Positively, I think Bock has achieved some important results. First; it is commonplace to maintain that the theology of the speeches in Acts is based on the lxx and not the Semitic OT tradition, and to deduce that the speeches in Acts 2–13 cannot therefore be authentic. But Bock has argued that while it is the lxx that is usually (not exclusively) cited, nevertheless not once does the conceptual framework of the argument depend on use of the lxx as opposed to the Masoretic text (or other Semitic OT tradition). Some will think Bock has gone too far, but his thesis at least redresses the balance. Second, he elucidates a more controlled and subtle interface between OT passages and Luke’s messianic interpretation of them than hitherto offered (e.g. he builds a much more plausible bridge of meaning than usual between Pss. 16 and 110 in the OT and their use by Peter in Acts 2). Third, time and again, Bock manages to demonstrate a clear prophecy-fulfilment motif: whether by showing the OT text had a prophetic overtone, or that a prophetic dimension to the passage was already accepted in Jewish interpretation, or that Luke’s text clearly indicates a fulfilment dimension (or in a combination of these). He shows that Luke does not use his OT citations as an apologetic device (‘proof from prophecy’)—contra Schubert: cf. the absence of Matthew’s ‘he did this to fulfil the scripture which said …’ and contra Rese who attempts to eliminate the prophecy-fulfilment aspect from so many citations, reducing them thereby to static OT illustrations of the NT events.

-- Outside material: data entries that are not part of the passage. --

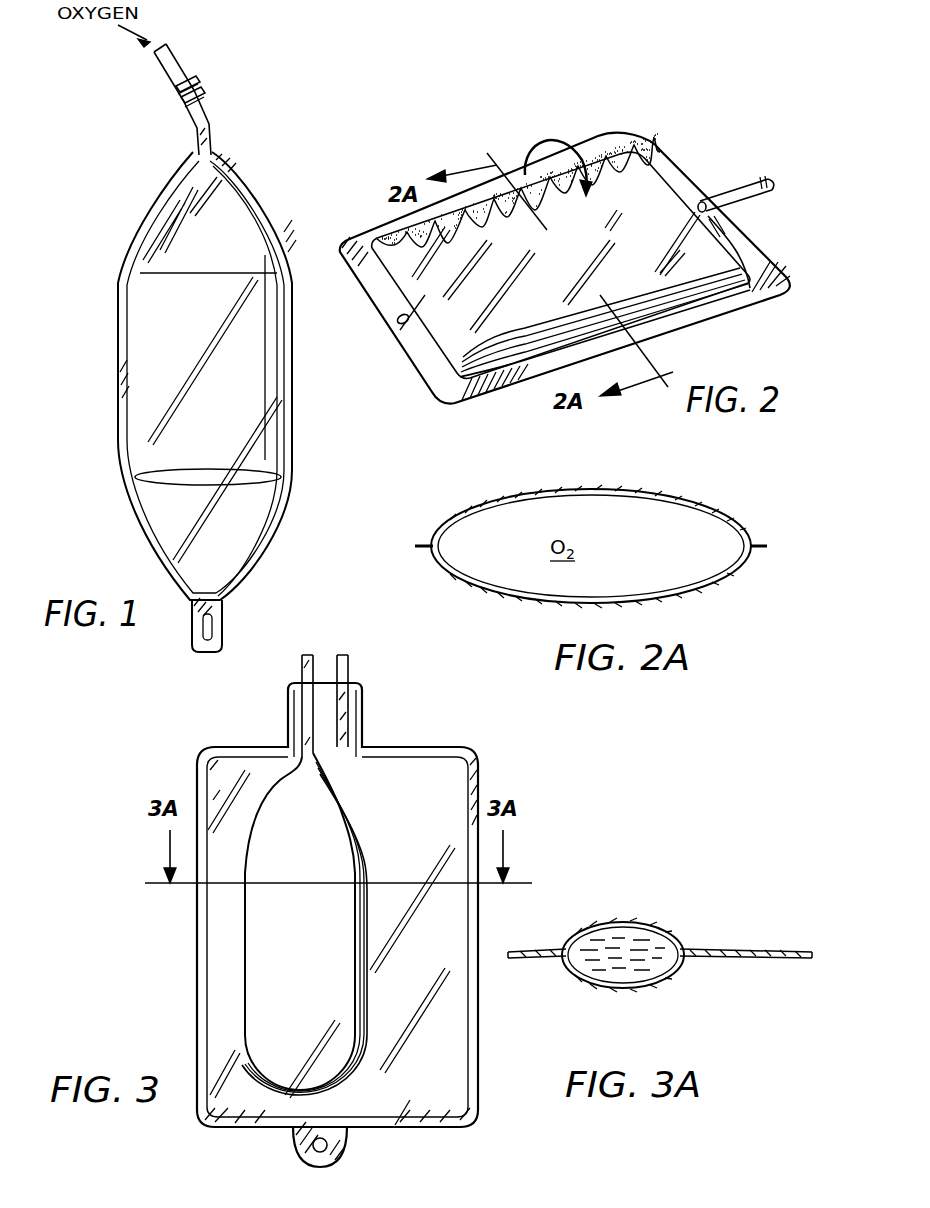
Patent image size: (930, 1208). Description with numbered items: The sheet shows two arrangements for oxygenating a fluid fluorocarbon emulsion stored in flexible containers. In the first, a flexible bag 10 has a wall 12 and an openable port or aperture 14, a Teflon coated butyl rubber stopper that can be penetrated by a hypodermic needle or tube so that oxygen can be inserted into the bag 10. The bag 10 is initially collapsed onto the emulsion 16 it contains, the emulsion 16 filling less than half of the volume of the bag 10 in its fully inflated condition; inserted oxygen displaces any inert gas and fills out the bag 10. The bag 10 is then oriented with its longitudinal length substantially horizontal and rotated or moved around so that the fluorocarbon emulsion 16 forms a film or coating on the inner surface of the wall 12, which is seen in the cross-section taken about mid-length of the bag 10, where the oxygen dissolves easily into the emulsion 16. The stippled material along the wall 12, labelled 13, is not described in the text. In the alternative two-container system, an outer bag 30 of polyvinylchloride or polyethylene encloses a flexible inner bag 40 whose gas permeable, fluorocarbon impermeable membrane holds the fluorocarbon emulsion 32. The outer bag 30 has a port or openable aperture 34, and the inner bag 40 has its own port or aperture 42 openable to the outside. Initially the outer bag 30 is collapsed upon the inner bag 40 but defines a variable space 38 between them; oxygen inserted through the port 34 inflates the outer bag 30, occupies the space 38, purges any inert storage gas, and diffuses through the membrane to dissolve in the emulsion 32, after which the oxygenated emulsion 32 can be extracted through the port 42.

In FIG. 1, the flexible bag 10 is at (116, 236).
In FIG. 2, the flexible bag 10 is at (491, 137).
In FIG. 2A, the flexible bag 10 is at (710, 591).
In FIG. 1, the wall 12 is at (130, 362).
In FIG. 2, the wall 12 is at (620, 152).
In FIG. 2A, the wall 12 is at (515, 598).
In FIG. 2, the oxygen-generating chemical 13 is at (566, 140).
In FIG. 1, the openable port or aperture 14 is at (175, 92).
In FIG. 2, the openable port or aperture 14 is at (760, 184).
In FIG. 1, the emulsion 16 is at (224, 544).
In FIG. 2A, the emulsion 16 is at (665, 588).
In FIG. 3, the outer bag 30 is at (490, 793).
In FIG. 3, the fluorocarbon emulsion 32 is at (319, 926).
In FIG. 3A, the fluorocarbon emulsion 32 is at (623, 960).
In FIG. 3, the port or openable aperture 34 is at (350, 674).
In FIG. 3, the variable space 38 is at (429, 963).
In FIG. 3, the flexible inner bag 40 is at (368, 1048).
In FIG. 3, the port or aperture 42 is at (300, 670).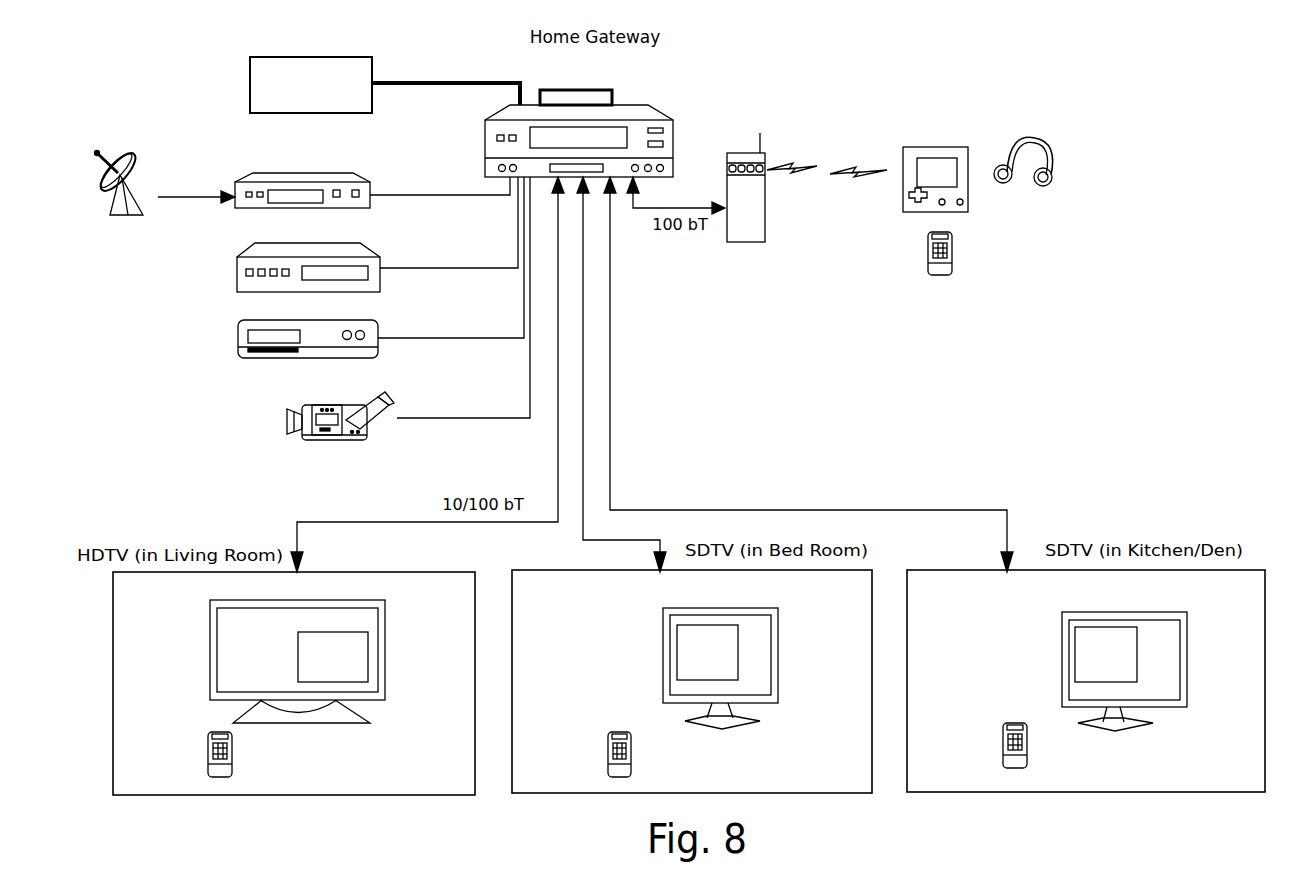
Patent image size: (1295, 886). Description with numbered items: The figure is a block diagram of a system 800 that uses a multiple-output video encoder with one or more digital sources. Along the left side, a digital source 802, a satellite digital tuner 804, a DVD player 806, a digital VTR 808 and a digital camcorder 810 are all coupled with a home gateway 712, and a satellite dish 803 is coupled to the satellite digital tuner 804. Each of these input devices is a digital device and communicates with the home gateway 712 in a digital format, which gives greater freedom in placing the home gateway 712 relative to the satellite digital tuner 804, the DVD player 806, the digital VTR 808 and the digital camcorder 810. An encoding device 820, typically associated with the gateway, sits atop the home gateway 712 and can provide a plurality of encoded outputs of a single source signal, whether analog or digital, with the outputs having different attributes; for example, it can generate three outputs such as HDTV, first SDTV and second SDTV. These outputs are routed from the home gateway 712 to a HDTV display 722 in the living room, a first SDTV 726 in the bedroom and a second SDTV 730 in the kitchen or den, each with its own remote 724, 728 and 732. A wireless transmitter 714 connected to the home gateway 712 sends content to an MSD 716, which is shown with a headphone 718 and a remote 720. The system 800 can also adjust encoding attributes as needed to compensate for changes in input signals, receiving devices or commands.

Fourth, he establishes that a major purpose of this use of OT passages is to proclaim and elucidate Jesus in terms of the fulfilment of God’s promises made to Israel in the pattern of her redemptive history and in the prophecies given to her (hence the title). Fifth, he at least in part successfully argues that there is a christological development through the presentation of the OT citations in Luke-Acts. Jesus is at first identified as Messiah, then gradually shown to be more than a ‘mere regal Messiah’ (I would prefer to say the type of his messiahship is clarified): he is ‘Son of Man’, Servant, and especially Lord—the divine sense of the last only emerging most fully in Acts 2 and 10:36–42, and becoming the justification for mission beyond Israel; Jesus is Lord and judge of all.

Bock’s work will rightly join Holtz and Rese as a standard work on Luke’s use of the OT.